We made it back to our hotel and ordered pizza and had a few more beers. We ate the pizza and then Bruce and his “date” settled in for a night of passion (yes, with me right there in the next bed). Didn’t really matter because I proceeded to pass out in pretty short order. They spent the night doing what people do. In the morning, we drove her back to her hotel and proceeded to fly home, a day or two early.

This was a frightening chapter in my life. Here I was in a strange city, blitzed out of my mind on booze and DRIVING!! How screwed-up is that?? It would not be long before the whole alcohol issue came to a screeching, crashing head with Bruce.

It was the time of year when we were preparing for JCAH review. Lori, the assistant director and myself were the primary staff who did the review in preparation for the site visit. Bruce had begun coming to work later and later in the day, or not at all. One day we got a call that he would not be in for a bit. He had admitted himself to an inpatient treatment facility for drug and alcohol abuse, big surprise huh?? He spent 30 days in treatment and when he came back it was almost as if we were strangers. The fact was, that since he was gone, my alcohol consumption plummeted. But yet since he was out of treatment, it was if everyone who was from his past was a risk. He never did thank Lori and I for getting the department through the JCAH review. Never thanked us for keeping things running and doing our regular jobs at the same time.

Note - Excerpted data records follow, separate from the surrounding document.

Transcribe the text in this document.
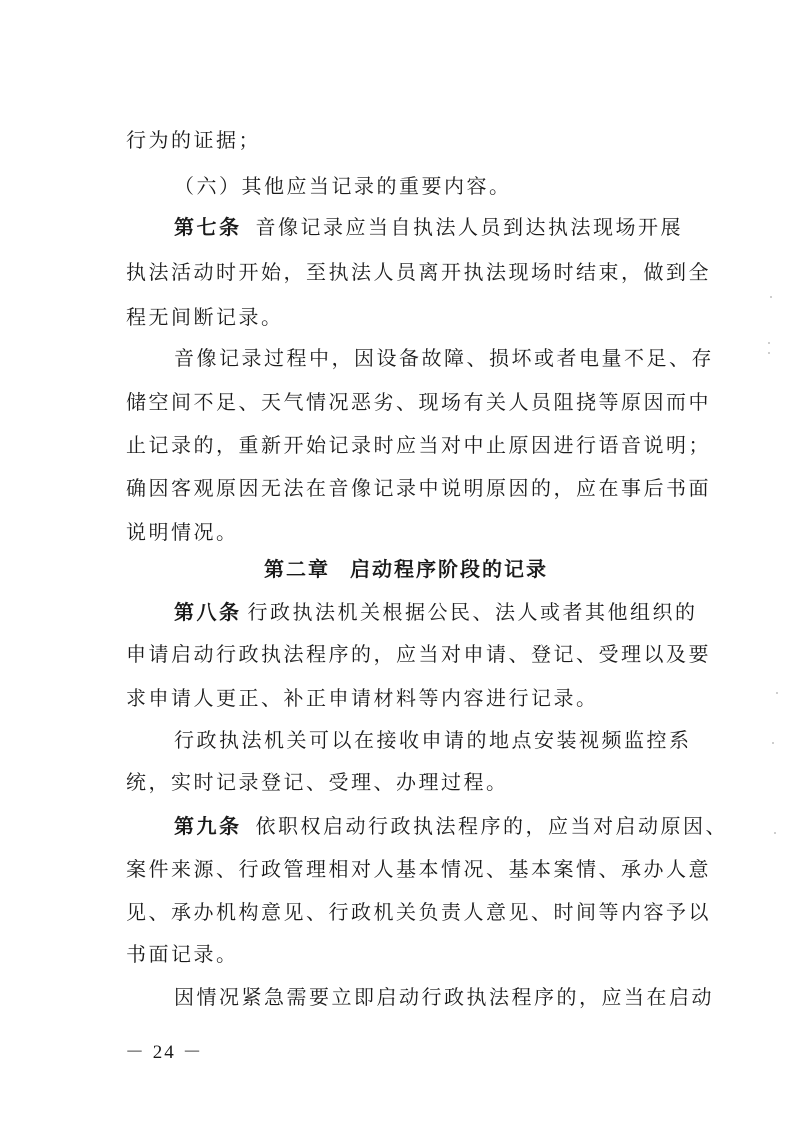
行为的证据；
（六）其他应当记录的重要内容。
第七条 音像记录应当自执法人员到达执法现场开展
执法活动时开始，至执法人员离开执法现场时结束，做到全
程无间断记录。
音像记录过程中，因设备故障、损坏或者电量不足、存
储空间不足、天气情况恶劣、现场有关人员阻挠等原因而中
止记录的，重新开始记录时应当对中止原因进行语音说明；
确因客观原因无法在音像记录中说明原因的，应在事后书面
说明情况。
第二章 启动程序阶段的记录
第八条 行政执法机关根据公民、法人或者其他组织的
申请启动行政执法程序的，应当对申请、登记、受理以及要
求申请人更正、补正申请材料等内容进行记录。
行政执法机关可以在接收申请的地点安装视频监控系
统，实时记录登记、受理、办理过程。
第九条 依职权启动行政执法程序的，应当对启动原因、
案件来源、行政管理相对人基本情况、基本案情、承办人意
见、承办机构意见、行政机关负责人意见、时间等内容予以
书面记录。
因情况紧急需要立即启动行政执法程序的，应当在启动
－ 24 －
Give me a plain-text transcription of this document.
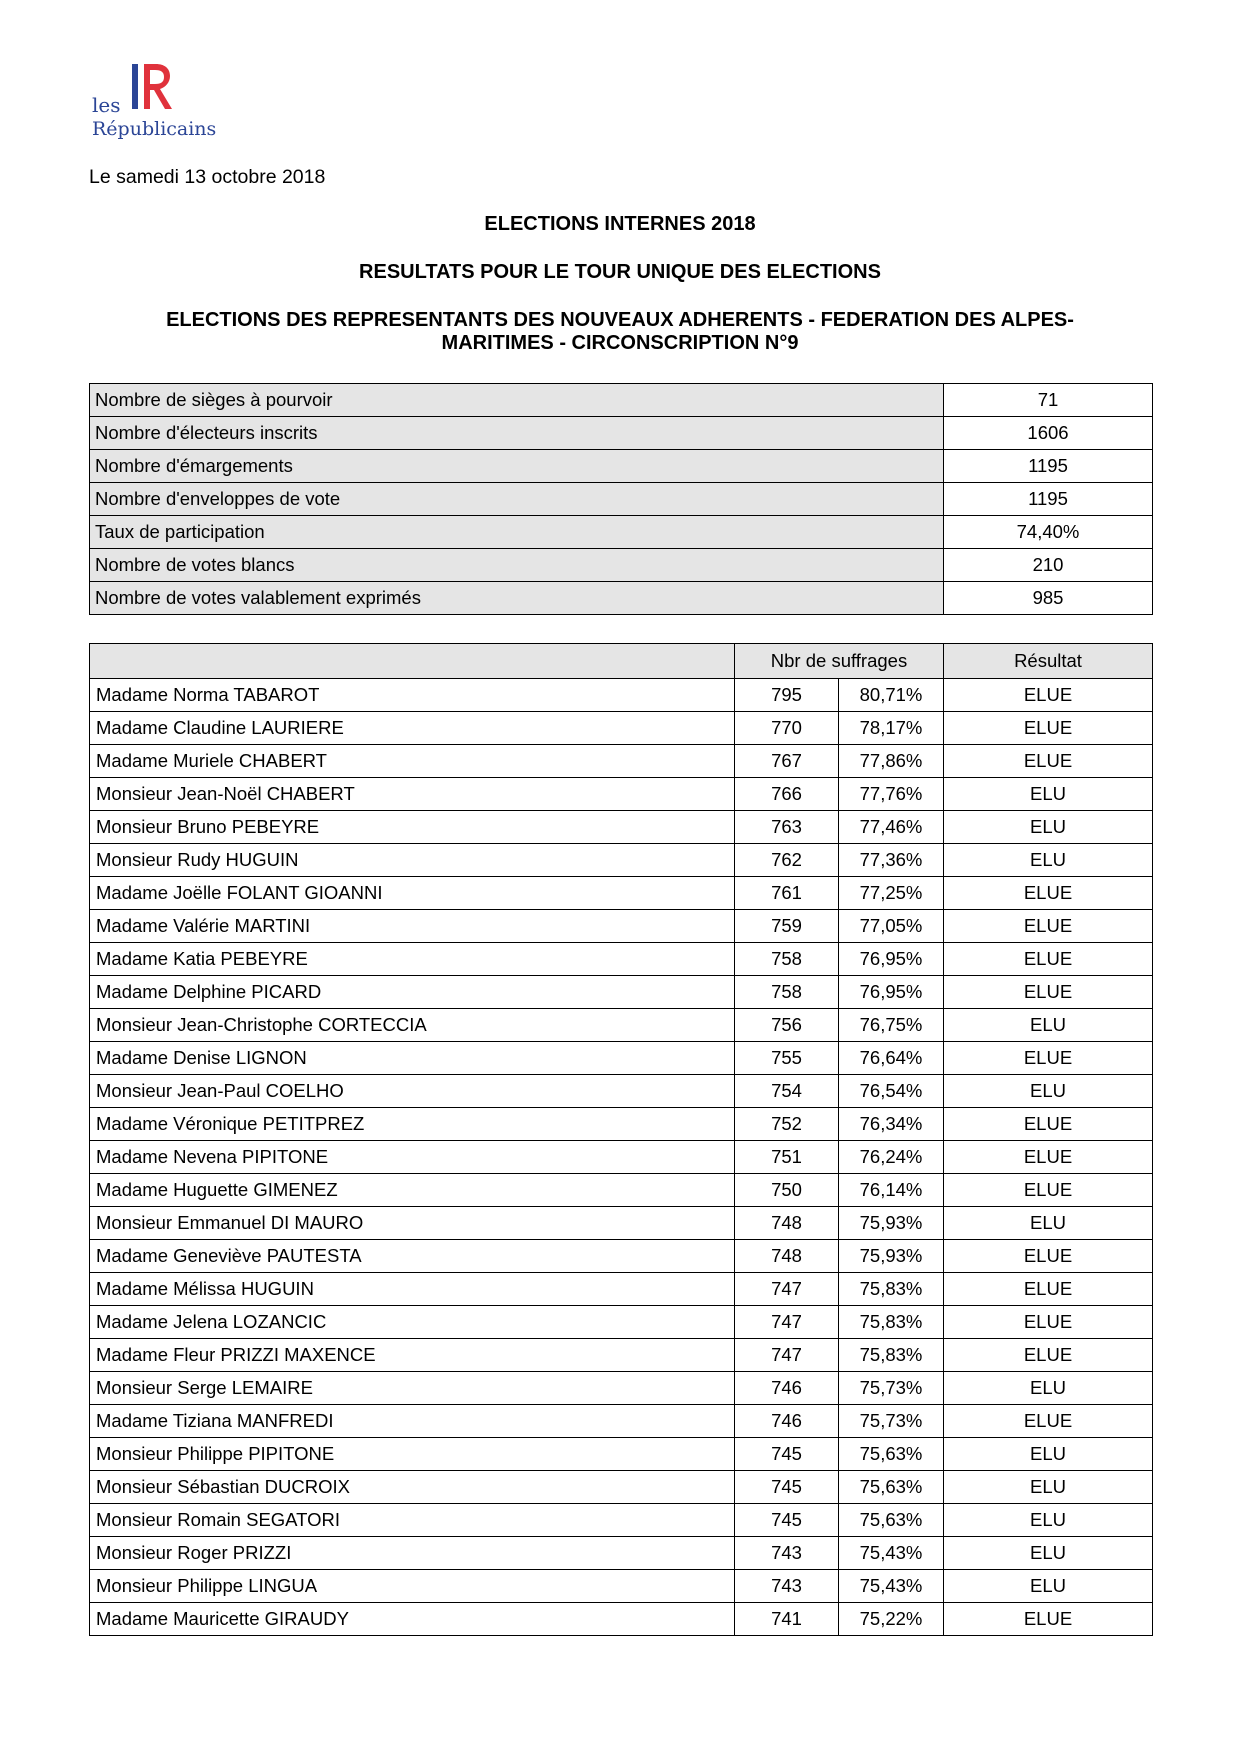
les
Républicains
Le samedi 13 octobre 2018
ELECTIONS INTERNES 2018
RESULTATS POUR LE TOUR UNIQUE DES ELECTIONS
ELECTIONS DES REPRESENTANTS DES NOUVEAUX ADHERENTS - FEDERATION DES ALPES-
MARITIMES - CIRCONSCRIPTION N°9
Nombre de sièges à pourvoir	71
Nombre d'électeurs inscrits	1606
Nombre d'émargements	1195
Nombre d'enveloppes de vote	1195
Taux de participation	74,40%
Nombre de votes blancs	210
Nombre de votes valablement exprimés	985
	Nbr de suffrages		Résultat
Madame Norma TABAROT	795	80,71%	ELUE
Madame Claudine LAURIERE	770	78,17%	ELUE
Madame Muriele CHABERT	767	77,86%	ELUE
Monsieur Jean-Noël CHABERT	766	77,76%	ELU
Monsieur Bruno PEBEYRE	763	77,46%	ELU
Monsieur Rudy HUGUIN	762	77,36%	ELU
Madame Joëlle FOLANT GIOANNI	761	77,25%	ELUE
Madame Valérie MARTINI	759	77,05%	ELUE
Madame Katia PEBEYRE	758	76,95%	ELUE
Madame Delphine PICARD	758	76,95%	ELUE
Monsieur Jean-Christophe CORTECCIA	756	76,75%	ELU
Madame Denise LIGNON	755	76,64%	ELUE
Monsieur Jean-Paul COELHO	754	76,54%	ELU
Madame Véronique PETITPREZ	752	76,34%	ELUE
Madame Nevena PIPITONE	751	76,24%	ELUE
Madame Huguette GIMENEZ	750	76,14%	ELUE
Monsieur Emmanuel DI MAURO	748	75,93%	ELU
Madame Geneviève PAUTESTA	748	75,93%	ELUE
Madame Mélissa HUGUIN	747	75,83%	ELUE
Madame Jelena LOZANCIC	747	75,83%	ELUE
Madame Fleur PRIZZI MAXENCE	747	75,83%	ELUE
Monsieur Serge LEMAIRE	746	75,73%	ELU
Madame Tiziana MANFREDI	746	75,73%	ELUE
Monsieur Philippe PIPITONE	745	75,63%	ELU
Monsieur Sébastian DUCROIX	745	75,63%	ELU
Monsieur Romain SEGATORI	745	75,63%	ELU
Monsieur Roger PRIZZI	743	75,43%	ELU
Monsieur Philippe LINGUA	743	75,43%	ELU
Madame Mauricette GIRAUDY	741	75,22%	ELUE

In 1986, nearly 4 years after I had come to Children’s I suffered a back injury at home. I was about to go to work one day when I found myself on the floor, barely able to walk. The pain was incredible. This would be the beginning of the next chapter in my journey through chronic pain and addiction. It would ultimately be the end of my tenure at CMH. After being off for a couple of months, I was told that when my sick time ran out, which was considerable as I never took a sick day, so would I. Bruce came to see me one day to break the news. I was crushed. But I was also relieved in a way. I didn’t know it yet, but leaving CMH would bring about some changes that stuck in my life for a long time to come.